Certains sujets peuvent s’afficher comme des succès français, dans l’air du temps, et inspirant les pratiques qui se développent dans d’autres pays. Quelques exemples:

– L’article 173 de la loi sur la transition énergétique qui impose aux investisseurs institutionnels la publication d’informations environnementale, sociale et de gouvernance (ESG) dans leurs opérations depuis 2015. Une innovation mondiale puisque cette initiative est réellement pionnière dans l’inscription de la loi à imposer aux investisseurs institutionnels la communication sur leur gestion du risque climat et la part de leur portefeuille exposé à l’aléa carbone.
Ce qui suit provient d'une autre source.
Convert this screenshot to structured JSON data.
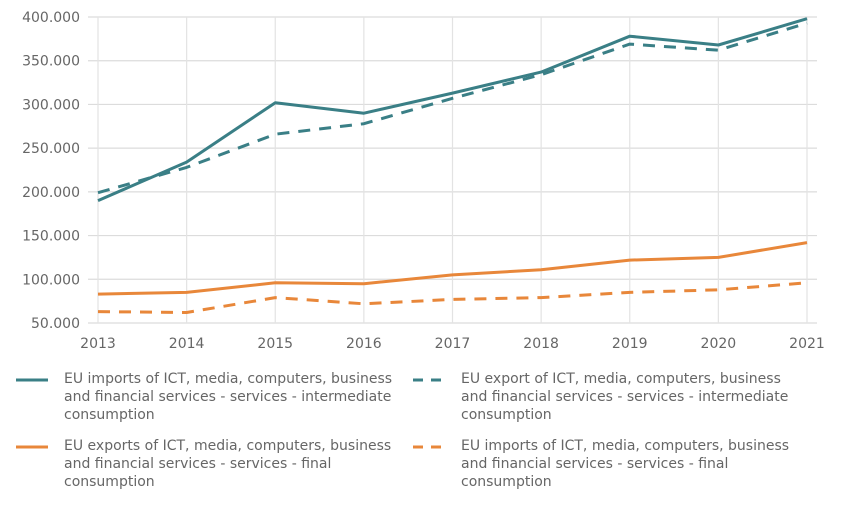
{
  "chart_data": {
    "type": "line",
    "title": "",
    "xlabel": "",
    "ylabel": "",
    "x": [
      "2013",
      "2014",
      "2015",
      "2016",
      "2017",
      "2018",
      "2019",
      "2020",
      "2021"
    ],
    "ylim": [
      50000,
      400000
    ],
    "yticks": [
      50000,
      100000,
      150000,
      200000,
      250000,
      300000,
      350000,
      400000
    ],
    "ytick_labels": [
      "50.000",
      "100.000",
      "150.000",
      "200.000",
      "250.000",
      "300.000",
      "350.000",
      "400.000"
    ],
    "grid": true,
    "legend_position": "bottom",
    "series": [
      {
        "name": "EU imports of ICT, media, computers, business and financial services - services - intermediate consumption",
        "color": "#3a7f86",
        "style": "solid",
        "values": [
          190000,
          234000,
          302000,
          290000,
          313000,
          337000,
          378000,
          368000,
          398000
        ]
      },
      {
        "name": "EU export of ICT, media, computers, business and financial services - services - intermediate consumption",
        "color": "#3a7f86",
        "style": "dashed",
        "values": [
          199000,
          228000,
          266000,
          278000,
          307000,
          334000,
          369000,
          362000,
          393000
        ]
      },
      {
        "name": "EU exports of ICT, media, computers, business and financial services - services - final consumption",
        "color": "#e8873a",
        "style": "solid",
        "values": [
          83000,
          85000,
          96000,
          95000,
          105000,
          111000,
          122000,
          125000,
          142000
        ]
      },
      {
        "name": "EU imports of ICT, media, computers, business and financial services - services - final consumption",
        "color": "#e8873a",
        "style": "dashed",
        "values": [
          63000,
          62000,
          79000,
          72000,
          77000,
          79000,
          85000,
          88000,
          96000
        ]
      }
    ]
  }
}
Thématique portée par la France, la question de la responsabilité fiduciaire des investisseurs devient désormais une thématique forte portée par les UNPRI – Principles for Responsible Investments qui rassemblent des signataires qui représentent 70 trillions de dollars. Indéniablement, la réflexion RSE à la française a fait avancer le débat international sur le rôle de la finance sur ces questions.

– Les indicateurs portés en matière de reporting extra-financier du Grenelle 2, forçant les entreprises à se poser différentes questions sur notamment leur compréhension de leurs contribution et résilience climatique, ou bien la prise en charge des questions de genre. J’ai vu des entreprises japonaises s’inspirer de ces indicateurs, qui ont dont eu une portée mondiale indéniable sur les questions de reporting extra-financier.

– La Loi sur le Devoir de Vigilance imposant à différentes entreprises et à leurs filiales de cartographier les risques environnementaux, droits de l’Homme et sécurité qu’elles font porter sur leurs supply chains. Bien que longtemps débattue, cette loi est désormais discutée au niveau européen. Différents pays européens étudient des dispositifs similaires amenées à être votés et appliqués d’ici 2025. A noter enfin que la principale spécificité de cette loi, avec les limites opérationnelles associées d’ailleurs de cette loi, est d’offrir un cadre thématique large là où différentes lois définies dans d’autres juridictions se focalisent sur des sujets aux contours plus précis: California Human Trafficking Act (trafic humain), UK Modern Slavery Act (esclavage moderne) par exemple.

– Le renforcement de lois relatives aux questions d’égalité Homme Femme – rémunération, représentation dans les organes de direction et de conseils d’administration et de surveillance par exemple. Bien qu’il reste un énorme travail à accomplir, la France est non seulement dans le peloton de tête des pays sur ces questions. La France est aussi l’un des pays les plus intéressants du fait de la taille de sa population et de son hétérogénéité qui en font un cas d’inspiration nettement plus pertinent pour nombre d’économies par rapport à des pays homogènes de 5 millions d’habitants comme le Danemark, ou des pays qui bénéficient d’une manne pétrolière inespérée pour alimenter les politiques publiques comme la Norvège. A noter enfin qu’on observe une moins mauvaise inégalité de salaires entre femmes et hommes en France qu’en Islande…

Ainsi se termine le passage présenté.